Specifications for the model shown to the right, the The Citizen Chronomaster CTQ57-1022 (our favorite):

  • A660 quartz movement good to ±5 seconds per year.
  • Hardened Duratect titanium case and band.
  • Sapphire crystal, double-sided anti-reflective coated.
  • Perpetual calendar until 2100.
  • 100m (330ft) water resistant.
  • 10 year warranty (with free battery changes, no less).
  • 5-year battery.
  • 10.8mm by 37mm case: medium-sized for a men’s dress watch. A mere 88g in weight due to the titanium.

The CTQ57-1022 is probably the flashiest model in the lineup with its contrasting minute ring and seconds hand. The other models have much more understated silver or black dress dials.

In a lot of ways, the A660 is the ultimate watch geeks’ watch. It looks like a generic Citizen you’d buy at the local mall with no hint of the amazing engineering under the dial. Forums on the Internet have stories of A660 owners noticing when leap seconds are added to UTC time because their beloved Citizen Chronomaster is suddenly an entire second off!

If you want the ultimate in accuracy and functionality, and don’t care about showing off, the A660 was made for you.

By Paul Hubbard

Citizen Chronomaster CTQ57-0952

Citizen Chronomaster CTQ57-0951

13 Comments

  1. What a modest masterpiece, and thanks for the information. How do they achieve such profound accuraccy? 

    Reply
    •  Profound accuracy?  They’re off by 6 minutes a year.  John Harrison beat that.

      Reply
      •  They’re off 5 *seconds* a year…

        Reply
  2. my omega quartz gains 1 second a day ?????????

    Reply
    • If your Omega quartz is actually gaining 30s per month, I would recommend getting it serviced by your closest authorized dealer. A cheap quartz movement should keep time to +/- 15s per month.

      Reply
    • You get what you pay for – An overpriced pseudo-exclusive piece of shiat.

      Reply
      • Basti,

        What do you recommend then?

        Thanks,
        AC

        Reply
    • My 1978 Omega seamaster quartz gains 11 seconds per month

      Reply
  3. I was wondering why the Bulova Precionist had not entered into this conversation . 10+/- per year. Especially when one considers the value.

    Reply
  4. This was a great article in its time (it inspired me to buy a 5 SPY Citizen), though it could do with a little updating.
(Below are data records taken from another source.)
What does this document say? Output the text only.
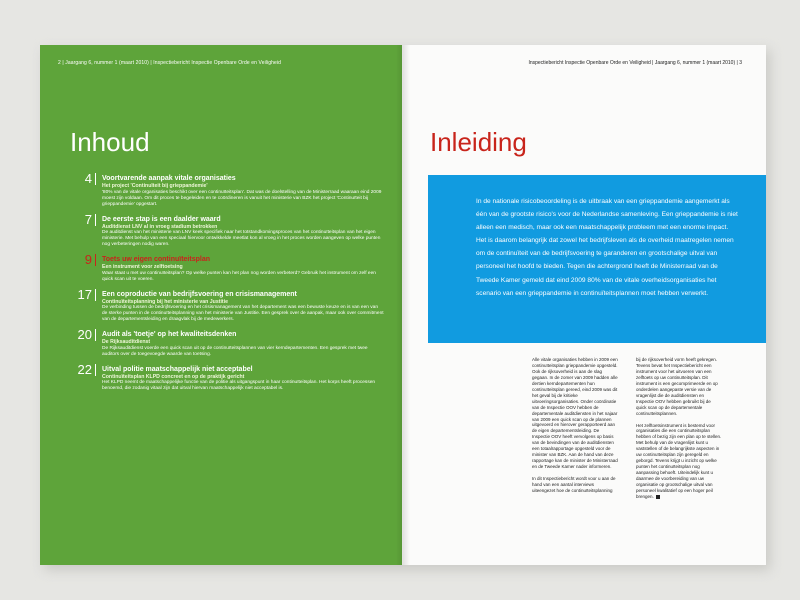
2 | Jaargang 6, nummer 1 (maart 2010) | Inspectiebericht Inspectie Openbare Orde en Veiligheid
Inhoud
4 Voortvarende aanpak vitale organisaties
Het project 'Continuïteit bij grieppandemie'
'80% van de vitale organisaties beschikt over een continuïteitsplan'. Dat was de doelstelling van de Ministerraad waaraan eind 2009 moest zijn voldaan. Om dit proces te begeleiden en te coördineren is vanuit het ministerie van BZK het project 'Continuïteit bij grieppandemie' opgestart.
7 De eerste stap is een daalder waard
Auditdienst LNV al in vroeg stadium betrokken
De auditdienst van het ministerie van LNV keek specifiek naar het totstandkomingsproces van het continuïteitsplan van het eigen ministerie. Met behulp van een speciaal hiervoor ontwikkelde meetlat kon al vroeg in het proces worden aangeven op welke punten nog verbeteringen nodig waren.
9 Toets uw eigen continuïteitsplan
Een instrument voor zelftoetsing
Waar staat u met uw continuïteitsplan? Op welke punten kan het plan nog worden verbeterd? Gebruik het instrument om zelf een quick scan uit te voeren.
17 Een coproductie van bedrijfsvoering en crisismanagement
Continuïteitsplanning bij het ministerie van Justitie
De verbinding tussen de bedrijfsvoering en het crisismanagement van het departement was een bewuste keuze en is van een van de sterke punten in de continuïteitsplanning van het ministerie van Justitie. Een gesprek over de aanpak, maar ook over commitment van de departementsleiding en draagvlak bij de medewerkers.
20 Audit als 'toetje' op het kwaliteitsdenken
De Rijksauditdienst
De Rijksauditdienst voerde een quick scan uit op de continuïteitsplannen van vier kerndepartementen. Een gesprek met twee auditors over de toegevoegde waarde van toetsing.
22 Uitval politie maatschappelijk niet acceptabel
Continuïteitsplan KLPD concreet en op de praktijk gericht
Het KLPD neemt de maatschappelijke functie van de politie als uitgangspunt in haar continuïteitsplan. Het korps heeft processen benoemd, die zodanig vitaal zijn dat uitval hiervan maatschappelijk niet acceptabel is.
Inspectiebericht Inspectie Openbare Orde en Veiligheid | Jaargang 6, nummer 1 (maart 2010) | 3
Inleiding

In de nationale risicobeoordeling is de uitbraak van een grieppandemie aangemerkt als één van de grootste risico's voor de Nederlandse samenleving. Een grieppandemie is niet alleen een medisch, maar ook een maatschappelijk probleem met een enorme impact. Het is daarom belangrijk dat zowel het bedrijfsleven als de overheid maatregelen nemen om de continuïteit van de bedrijfsvoering te garanderen en grootschalige uitval van personeel het hoofd te bieden. Tegen die achtergrond heeft de Ministerraad van de Tweede Kamer gemeld dat eind 2009 80% van de vitale overheidsorganisaties het scenario van een grieppandemie in continuïteitsplannen moet hebben verwerkt.

Alle vitale organisaties hebben in 2009 een continuïteitsplan grieppandemie opgesteld. Ook de rijksoverheid is aan de slag gegaan. In de zomer van 2009 hadden alle dertien kerndepartementen hun continuïteitsplan gereed, eind 2009 was dit het geval bij de kritieke uitvoeringsorganisaties. Onder coördinatie van de Inspectie OOV hebben de departementale auditdiensten in het najaar van 2009 een quick scan op de plannen uitgevoerd en hierover gerapporteerd aan de eigen departementsleiding. De Inspectie OOV heeft vervolgens op basis van de bevindingen van de auditdiensten een totaalrapportage opgesteld voor de minister van BZK. Aan de hand van deze rapportage kan de minister de Ministerraad en de Tweede Kamer nader informeren.

In dit Inspectiebericht wordt voor u aan de hand van een aantal interviews uiteengezet hoe de continuïteitsplanning

bij de rijksoverheid vorm heeft gekregen. Tevens bevat het Inspectiebericht een instrument voor het uitvoeren van een zelftoets op uw continuïteitsplan. Dit instrument is een gecomprimeerde en op onderdelen aangepaste versie van de vragenlijst die de auditdiensten en Inspectie OOV hebben gebruikt bij de quick scan op de departementale continuïteitsplannen.

Het zelftoetsinstrument is bestemd voor organisaties die een continuïteitsplan hebben of bezig zijn een plan op te stellen. Met behulp van de vragenlijst kunt u vaststellen of de belangrijkste aspecten in uw continuïteitsplan zijn geregeld en geborgd. Tevens krijgt u inzicht op welke punten het continuïteitsplan nog aanpassing behoeft. Uiteindelijk kunt u daarmee de voorbereiding van uw organisatie op grootschalige uitval van personeel kwalitatief op een hoger peil brengen.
    Besides the A660, Citizen now also have 5 SPY movements with eco-drive technology in calibres A010 and A060. But for ultimate quartz accuracy, both Morgenwerk and Hoptroff offer watches rated to 1 SPY.

    Hoptroff also offer atomic watches, accurate to 1.5 seconds per thousand years, but they’re rather too large (and expensive) to serve as ‘every day’ watches.

    Reply
    • Hi Tom,

      I think that both the Morgenwerk and Hoptroff use “GPS satellites to sync their time signal, our watches are independent from the limitations of radio towers or cell phone networks” ……

      So is it fair to claim ultimate quartz accuracy in a watch that is in effect re-setting itself using external
      time information ?

      Cheers,
      Graham.

      Reply
  5. I have a bog standard Citizen eco drive I bought 5 years ago -I check it now and again against the exact time app and I never notice any loss or gain ,zero .Only when I have to change that spring forward /fall back nonsense. My failing eyesight doesnot need anything more accurate so what is all this crap about !

    Reply
  6. That’s tremendous time-keeping. My Tissot Jungfrau Bahn Touch Solar loses 2 seconds a month.